If you like Halloween – or really anything that John Carpenter or Wes Craven dreamed up – listen to The NoSleep Podcast. Back in the dark abyss of Reddit is a sub-reddit titled “r/NoSleep,” where users share short horror stories they've written themselves. Each episode of The NoSleep Podcast is an anthology of these stories, with actors (and some very creepy sound effects) bringing the stories to life. While the quality varies with each story, there are more than seven seasons' worth of episodes, so you're guaranteed to find some you like. Don't know where to begin? Check out this “starter pack” of episodes recommended by the podcast's host and producer, David Cummings. And if you like what you hear, check out Pseudopod, another horror anthology podcast.
If you like 28 Days Later, listen to We're Alive – A “Zombie” Story of Survival. Full disclosure: We have not yet finished this radio drama, because there are 48 episodes of varying length and a sequel podcast, We're Alive: Lockdown. But despite the length, this podcast's plot is pretty much revealed in the title. Bloodthirsty zombies have descended upon Los Angeles, and Army Reserve soldier Michael Cross recounts the story of how he's managed to stay alive so far. This podcast is often more thrilling than horrific, but Cross and his fellow citizens' attempts to navigate their new, zombie-filled city are vivid and addictive.
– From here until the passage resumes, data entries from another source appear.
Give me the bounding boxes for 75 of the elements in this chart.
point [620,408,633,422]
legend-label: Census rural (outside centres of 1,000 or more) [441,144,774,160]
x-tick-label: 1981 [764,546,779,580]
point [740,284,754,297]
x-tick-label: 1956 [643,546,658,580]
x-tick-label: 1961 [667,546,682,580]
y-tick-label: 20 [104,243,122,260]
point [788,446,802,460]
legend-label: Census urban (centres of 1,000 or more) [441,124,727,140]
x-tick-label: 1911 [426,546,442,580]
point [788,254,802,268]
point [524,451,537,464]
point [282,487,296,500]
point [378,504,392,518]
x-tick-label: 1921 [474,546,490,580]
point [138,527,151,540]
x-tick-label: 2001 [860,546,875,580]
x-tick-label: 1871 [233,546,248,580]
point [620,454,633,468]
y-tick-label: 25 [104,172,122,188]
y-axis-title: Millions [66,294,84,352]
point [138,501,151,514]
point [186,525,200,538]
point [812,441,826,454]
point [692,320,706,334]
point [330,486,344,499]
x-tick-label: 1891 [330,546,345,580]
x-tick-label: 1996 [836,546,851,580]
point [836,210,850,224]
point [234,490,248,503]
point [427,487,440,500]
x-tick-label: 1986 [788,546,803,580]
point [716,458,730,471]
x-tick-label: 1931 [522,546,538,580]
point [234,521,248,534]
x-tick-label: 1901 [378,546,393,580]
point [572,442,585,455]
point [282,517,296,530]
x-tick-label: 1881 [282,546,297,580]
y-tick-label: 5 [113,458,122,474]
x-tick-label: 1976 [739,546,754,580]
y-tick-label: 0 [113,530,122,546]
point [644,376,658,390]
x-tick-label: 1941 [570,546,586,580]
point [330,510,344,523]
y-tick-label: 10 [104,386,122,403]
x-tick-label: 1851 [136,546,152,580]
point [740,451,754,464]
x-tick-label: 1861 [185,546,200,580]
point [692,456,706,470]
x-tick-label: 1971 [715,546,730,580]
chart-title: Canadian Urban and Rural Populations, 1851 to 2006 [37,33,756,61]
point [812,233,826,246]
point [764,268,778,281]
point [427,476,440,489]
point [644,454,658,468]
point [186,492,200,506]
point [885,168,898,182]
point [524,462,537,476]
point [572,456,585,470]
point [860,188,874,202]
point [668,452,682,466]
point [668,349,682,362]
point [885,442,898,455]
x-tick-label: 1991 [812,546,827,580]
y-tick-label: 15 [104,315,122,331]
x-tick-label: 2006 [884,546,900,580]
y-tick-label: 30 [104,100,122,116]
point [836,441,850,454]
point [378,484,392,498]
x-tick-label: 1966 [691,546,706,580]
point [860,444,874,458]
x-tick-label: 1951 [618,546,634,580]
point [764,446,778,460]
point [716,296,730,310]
If you like Silence of the Lambs, listen to Sword & Scale. This podcast's tag line proclaims, “A show that reveals that the worst monsters are real,” and they are not messing around – the true crime stories that this show covers are very, very monstrous. (Seriously, if you can't handle graphic descriptions of gruesome crimes, do not listen to this podcast.) However, if you like your horror with a side of psychological analysis, give this podcast a listen. Be warned: The host, Mike Boudet, plays real 911 calls in some episodes and they are as difficult to listen to as you'd expect.
Honorable Mention: If you like Changeling, listen to In the Dark. By the traditional, “keep you awake at night” definition of scary, In the Dark doesn't exactly qualify, but it's horrific in its own way. This Serial-like podcast focuses exclusively on the case of Jacob Wetterling, a young boy kidnapped and killed in Minnesota in 1989. His case became a national phenomenon yet went unsolved for more than two decades largely owing to, this podcast's reporters argue, law enforcement's incompetence. So what exactly makes this podcast scary enough for this list? First, the podcast delves deeply into the horror of being a parent who loses a child, to wonder for decades if your son will ever come home. Second, by exposing just how deeply law enforcement agencies apparently messed up Jacob's case, it's all too easy to imagine just how many other missing children remain lost because of basic policing mistakes.